Re: Cuda benchmarks namd2.7b1 - effects of configuration parameters and hardware.

From: Axel Kohlmeyer (akohlmey_at_gmail.com)
Date: Sun Aug 30 2009 - 15:33:08 CDT

On Sun, 2009-08-30 at 12:11 -0700, Gianluca Interlandi wrote:
> Thank you Mike for sharing your information.
>
> According to your banchmarks, it looks like the less expensive GTX285
> (around 300$) performs better than a Tesla C1060 which is 4 times more
> expensive.

gianluca,

this is a correct observation. the GTX 285 is currently
the fastest nvidia GPU available.

> However, as Axel pointed out, the hardware configuration might play a
> major role. Maybe, there is a configuration where the much more expensive
> Tesla would have a clear advantage over the GTX280/285.
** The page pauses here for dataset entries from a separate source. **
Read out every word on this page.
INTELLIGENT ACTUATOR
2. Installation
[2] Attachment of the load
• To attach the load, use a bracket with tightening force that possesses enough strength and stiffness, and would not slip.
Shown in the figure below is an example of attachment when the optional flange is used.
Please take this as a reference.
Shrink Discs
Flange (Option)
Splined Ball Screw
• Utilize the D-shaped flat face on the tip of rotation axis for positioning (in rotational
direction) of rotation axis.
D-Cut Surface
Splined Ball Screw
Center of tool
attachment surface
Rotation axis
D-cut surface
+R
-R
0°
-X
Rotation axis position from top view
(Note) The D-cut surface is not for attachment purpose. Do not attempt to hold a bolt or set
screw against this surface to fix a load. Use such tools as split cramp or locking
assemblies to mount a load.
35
not really. the advantages of the teslas lie elsewhere. first of all
the C1060s (and the S1070 are basically just a case with a power supply,
two PCIe bridges, connectors, and 4 C1060s) come with 4GB of memory
compared to the (typical) 1GB of the GTX 285. for codes that run
entirely on the GPU and/or have large data sets, this matters a lot.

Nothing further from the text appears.